Thursday, May 5, 2011

NEBRASKA: A NOVEL (Sample chapter included!)


A few years ago, Nebraska was in the news when several parents abandoned their teen children at hospitals, without reprisal, due to a loophole in a Safe Haven law. The law was intended to allow parents to give unwanted newborns to hospitals as opposed to leaving them in dumpsters and other unsafe place.

I was mesmerized by this notion. What does it take to feel that is your only choice? And how do you march toward that choice? That is how NEBRASKA was born. Told in alternating chapters, it explores one mother's past while she drives with her teen children toward Nebraska.

Here is a chapter for your reading pleasure. Lorabee, the protagonist, is a teen and her father's girlfriend, a woman she adores, is moving out.

You can get the book direct on Kindle (check out the free apps for Mac and phone!).




Chapter 19

My dork of a brother dangled a pendulum over his Kreskin ESP game and watched with fierce concentration as it oscillated. He was crouched over the fortune-telling part of the board while straddling the stone wall that ran from our house down along the gravel driveway, the driveway in which Claire’s feeble parents and my suddenly old-looking father were loading her things into the back of a pick up truck. Their Cadillac was parked at the end of the driveway, shining like a grand prize in the hot August sun. We weren’t allowed to put any of Claire’s things in the Cadillac. “No way, young lady. There is cat hair on everything. Goes there,” Claire’s father had scolded, flinging his arthritic hand in the direction of the pick up truck which meant I had traveled an extra 30 steps or so with a heavy load of Claire’s hair products. I dropped the box on the driveway and decided to take it out on John.

“How come he doesn’t have to help?” I yelled to my father. “Huh? How come?”

John held up his arm, the one with the cast on it. “I have a broken arm is why!” he yelled back. My brother had decided that jumping off of the low part of our roof into a puddle would have made a fantastic splash but didn’t count on slipping in the mud. “You’re lucky you only broke your arm, fella,” is what Claire told him, rubbing his head. We had stopped to get ice cream on the way home from the hospital.

“Seriously!” I said, trying to win some of her affection. “You could have been killed.”

“Well that’s a little extreme, Lorabee,” Claire said, gesturing for the waitress to bring us a check. She couldn’t even look at me.

That same night, over fish sticks, my father told us she was moving out. John started crying which made Claire start crying. She stood up, kissed John on the head, said “I’m so sorry,” and left the room. I opened my mouth to say something and my father pointed his finger like he was drawing a gun on me. “Don’t you dare,” he said. “Don’t you dare.” He got up from the table, grabbed his car keys, and left the house. I shrugged my shoulders and picked up a fish stick from Claire’s plate and ate it.

“That’s not yours,” John cried. He was so lame.

“No duh,” I said.

In my driveway, in the 90-degree heat, I picked the box back up and walked toward the pick up truck. It started to slip out of my arms so I worked to get a better grip on it. And as I did, the bottom of the box came open and all of Claire’s beauty products came tumbling out on the driveway.

“Shit!” I said.

“Dad!” John said.

“Jesus Christ,” my dad said.

Claire was on the porch, organizing boxes. She turned around and saw the mess I had made of her fancy Sassoon shampoo and Lipsmackers and Noxzema and everything ever made by the Love’s Baby Soft people.

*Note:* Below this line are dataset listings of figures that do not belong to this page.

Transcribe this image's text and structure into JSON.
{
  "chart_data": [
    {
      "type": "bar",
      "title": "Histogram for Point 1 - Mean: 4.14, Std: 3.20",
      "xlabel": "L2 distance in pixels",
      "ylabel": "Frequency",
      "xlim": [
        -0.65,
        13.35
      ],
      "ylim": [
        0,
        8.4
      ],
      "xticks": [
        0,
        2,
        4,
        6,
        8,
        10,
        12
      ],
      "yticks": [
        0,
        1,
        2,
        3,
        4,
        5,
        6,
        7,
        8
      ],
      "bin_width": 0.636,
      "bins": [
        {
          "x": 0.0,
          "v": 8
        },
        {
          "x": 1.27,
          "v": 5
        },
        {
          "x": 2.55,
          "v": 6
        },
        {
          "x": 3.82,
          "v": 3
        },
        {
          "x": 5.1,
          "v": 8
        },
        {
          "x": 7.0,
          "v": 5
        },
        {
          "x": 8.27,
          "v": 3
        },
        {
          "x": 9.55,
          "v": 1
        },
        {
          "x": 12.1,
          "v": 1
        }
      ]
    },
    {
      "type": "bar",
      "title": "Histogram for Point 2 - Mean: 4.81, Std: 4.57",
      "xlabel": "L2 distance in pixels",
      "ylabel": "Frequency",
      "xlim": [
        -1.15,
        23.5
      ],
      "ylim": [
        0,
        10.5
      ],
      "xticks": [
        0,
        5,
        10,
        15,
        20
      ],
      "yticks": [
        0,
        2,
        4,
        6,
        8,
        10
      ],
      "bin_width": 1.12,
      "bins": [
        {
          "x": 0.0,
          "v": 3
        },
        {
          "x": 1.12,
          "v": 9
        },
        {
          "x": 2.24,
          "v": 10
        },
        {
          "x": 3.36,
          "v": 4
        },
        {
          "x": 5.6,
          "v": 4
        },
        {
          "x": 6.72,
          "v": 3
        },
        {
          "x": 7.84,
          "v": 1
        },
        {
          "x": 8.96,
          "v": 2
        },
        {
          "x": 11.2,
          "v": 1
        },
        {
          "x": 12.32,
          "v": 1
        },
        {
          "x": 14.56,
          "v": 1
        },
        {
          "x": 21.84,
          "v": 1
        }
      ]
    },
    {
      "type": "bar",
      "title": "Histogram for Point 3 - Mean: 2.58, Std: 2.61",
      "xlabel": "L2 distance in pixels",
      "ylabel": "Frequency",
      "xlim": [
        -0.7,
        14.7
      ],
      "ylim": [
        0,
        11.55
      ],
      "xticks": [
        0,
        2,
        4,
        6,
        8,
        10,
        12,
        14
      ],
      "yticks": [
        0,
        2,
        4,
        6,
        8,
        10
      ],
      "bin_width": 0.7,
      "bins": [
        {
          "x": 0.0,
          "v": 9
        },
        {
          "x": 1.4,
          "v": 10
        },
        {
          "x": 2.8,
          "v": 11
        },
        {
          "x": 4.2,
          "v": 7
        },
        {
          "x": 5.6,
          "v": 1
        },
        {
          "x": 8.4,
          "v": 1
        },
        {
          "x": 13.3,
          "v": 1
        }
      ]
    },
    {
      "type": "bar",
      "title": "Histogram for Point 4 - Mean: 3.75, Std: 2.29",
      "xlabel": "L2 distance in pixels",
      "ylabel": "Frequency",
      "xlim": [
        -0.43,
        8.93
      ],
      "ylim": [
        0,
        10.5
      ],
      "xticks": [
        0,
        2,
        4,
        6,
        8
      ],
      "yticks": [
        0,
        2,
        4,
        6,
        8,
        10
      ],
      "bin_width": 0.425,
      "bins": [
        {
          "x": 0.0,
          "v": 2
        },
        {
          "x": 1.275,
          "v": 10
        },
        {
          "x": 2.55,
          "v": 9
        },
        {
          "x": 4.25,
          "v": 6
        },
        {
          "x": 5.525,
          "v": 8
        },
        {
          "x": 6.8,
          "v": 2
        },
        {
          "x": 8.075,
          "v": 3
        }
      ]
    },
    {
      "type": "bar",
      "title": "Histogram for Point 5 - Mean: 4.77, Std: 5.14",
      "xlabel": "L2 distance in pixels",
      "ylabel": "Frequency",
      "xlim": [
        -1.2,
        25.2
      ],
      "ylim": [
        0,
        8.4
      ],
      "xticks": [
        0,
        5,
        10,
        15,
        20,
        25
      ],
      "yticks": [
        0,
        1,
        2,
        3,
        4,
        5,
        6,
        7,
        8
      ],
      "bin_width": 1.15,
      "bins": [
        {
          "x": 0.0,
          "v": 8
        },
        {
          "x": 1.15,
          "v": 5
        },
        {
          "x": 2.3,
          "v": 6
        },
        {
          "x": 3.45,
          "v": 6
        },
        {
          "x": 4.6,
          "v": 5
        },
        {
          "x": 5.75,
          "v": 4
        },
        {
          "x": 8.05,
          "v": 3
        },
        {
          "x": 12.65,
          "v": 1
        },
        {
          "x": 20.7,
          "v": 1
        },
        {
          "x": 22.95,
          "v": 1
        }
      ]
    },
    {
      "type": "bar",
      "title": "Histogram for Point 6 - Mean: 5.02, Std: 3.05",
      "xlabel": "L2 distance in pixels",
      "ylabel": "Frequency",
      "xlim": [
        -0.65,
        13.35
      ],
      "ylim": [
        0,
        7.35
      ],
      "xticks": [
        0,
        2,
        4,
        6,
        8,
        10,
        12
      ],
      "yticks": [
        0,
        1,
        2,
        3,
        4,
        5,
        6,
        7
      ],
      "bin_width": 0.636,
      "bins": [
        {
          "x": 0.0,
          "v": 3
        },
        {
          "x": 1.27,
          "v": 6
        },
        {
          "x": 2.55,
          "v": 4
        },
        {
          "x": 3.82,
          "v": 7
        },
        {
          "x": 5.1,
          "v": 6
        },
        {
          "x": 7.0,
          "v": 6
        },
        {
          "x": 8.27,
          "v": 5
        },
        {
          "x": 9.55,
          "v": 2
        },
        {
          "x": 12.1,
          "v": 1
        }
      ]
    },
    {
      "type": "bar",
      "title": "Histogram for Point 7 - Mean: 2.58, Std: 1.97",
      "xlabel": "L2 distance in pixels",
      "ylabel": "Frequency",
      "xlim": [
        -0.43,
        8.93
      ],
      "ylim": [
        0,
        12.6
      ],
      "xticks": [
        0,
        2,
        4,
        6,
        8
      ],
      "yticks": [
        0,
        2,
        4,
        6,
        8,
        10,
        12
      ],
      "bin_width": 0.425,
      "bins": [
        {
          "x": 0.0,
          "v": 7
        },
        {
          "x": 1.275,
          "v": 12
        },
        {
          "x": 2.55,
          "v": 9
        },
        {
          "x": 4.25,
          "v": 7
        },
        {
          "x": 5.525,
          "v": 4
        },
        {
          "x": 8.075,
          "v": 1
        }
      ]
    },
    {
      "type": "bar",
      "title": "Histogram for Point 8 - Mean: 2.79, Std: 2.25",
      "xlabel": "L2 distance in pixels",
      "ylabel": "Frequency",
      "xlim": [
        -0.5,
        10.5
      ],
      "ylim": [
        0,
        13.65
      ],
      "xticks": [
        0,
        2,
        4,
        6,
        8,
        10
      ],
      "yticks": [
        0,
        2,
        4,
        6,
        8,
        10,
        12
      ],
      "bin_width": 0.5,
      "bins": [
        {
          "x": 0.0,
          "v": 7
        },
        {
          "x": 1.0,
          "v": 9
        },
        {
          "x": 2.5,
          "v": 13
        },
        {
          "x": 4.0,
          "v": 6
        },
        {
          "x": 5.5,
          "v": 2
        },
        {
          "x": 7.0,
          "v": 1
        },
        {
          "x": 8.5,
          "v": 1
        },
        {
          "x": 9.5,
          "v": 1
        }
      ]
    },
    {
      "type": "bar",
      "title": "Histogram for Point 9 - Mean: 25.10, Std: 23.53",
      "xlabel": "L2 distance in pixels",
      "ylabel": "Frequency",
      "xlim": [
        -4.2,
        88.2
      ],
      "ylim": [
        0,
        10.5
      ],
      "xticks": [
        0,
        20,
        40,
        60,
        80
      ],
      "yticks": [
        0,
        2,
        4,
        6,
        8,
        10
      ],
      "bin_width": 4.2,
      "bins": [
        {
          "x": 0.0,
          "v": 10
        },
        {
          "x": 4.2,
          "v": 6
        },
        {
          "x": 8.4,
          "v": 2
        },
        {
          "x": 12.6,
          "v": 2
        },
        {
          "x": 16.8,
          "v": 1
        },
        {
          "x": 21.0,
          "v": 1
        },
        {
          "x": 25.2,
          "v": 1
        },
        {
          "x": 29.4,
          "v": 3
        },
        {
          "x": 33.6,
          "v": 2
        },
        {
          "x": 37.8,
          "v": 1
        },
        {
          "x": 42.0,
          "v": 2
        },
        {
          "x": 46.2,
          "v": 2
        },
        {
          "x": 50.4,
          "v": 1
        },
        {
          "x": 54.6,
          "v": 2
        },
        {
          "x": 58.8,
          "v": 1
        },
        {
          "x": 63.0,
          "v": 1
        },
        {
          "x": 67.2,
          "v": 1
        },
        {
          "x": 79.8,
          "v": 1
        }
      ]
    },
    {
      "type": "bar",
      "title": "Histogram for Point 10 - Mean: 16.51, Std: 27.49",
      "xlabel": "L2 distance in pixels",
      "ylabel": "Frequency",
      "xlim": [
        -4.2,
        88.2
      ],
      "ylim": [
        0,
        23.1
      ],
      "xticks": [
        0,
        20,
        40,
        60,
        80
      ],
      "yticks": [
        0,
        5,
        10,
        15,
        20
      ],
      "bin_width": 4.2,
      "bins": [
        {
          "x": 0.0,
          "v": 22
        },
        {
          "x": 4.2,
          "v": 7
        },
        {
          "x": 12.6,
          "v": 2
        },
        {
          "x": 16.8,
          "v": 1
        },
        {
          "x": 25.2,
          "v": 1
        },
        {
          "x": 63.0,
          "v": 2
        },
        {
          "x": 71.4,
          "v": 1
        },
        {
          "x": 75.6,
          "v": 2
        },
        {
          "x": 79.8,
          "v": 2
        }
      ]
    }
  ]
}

“Just put it back in the box and leave it,” she said.

“But I broke the Opium,” I told her. My dad had gotten the same perfume for each of us two Christmas’ ago, back when there was still hope in our house. “I’ll go get you mine,” I said. I started to run toward the house. This task, this perfume replacement mission, seemed very important to me. I could help here. This is something I messed up that I could actually fix.

I was on the porch by the time Claire could respond. “I don’t want it,” Claire said. “It actually makes me a little sick, to tell you the truth,” she said. I stopped dead in my tracks.

“But you said you loved it,” I told her, willing her to look up from the box she was writing on, willing her to look at me.

“Well I lied,” she said, replacing the cap on the marker and lifting a box to hand to her father.

“Does anyone want me to predict the future?” John yelled from the driveway.

I slammed the door and went inside the house. I went to my room to wait for someone to come make me return to the job of helping Claire move. No one ever came. By the time I came back downstairs, she was gone.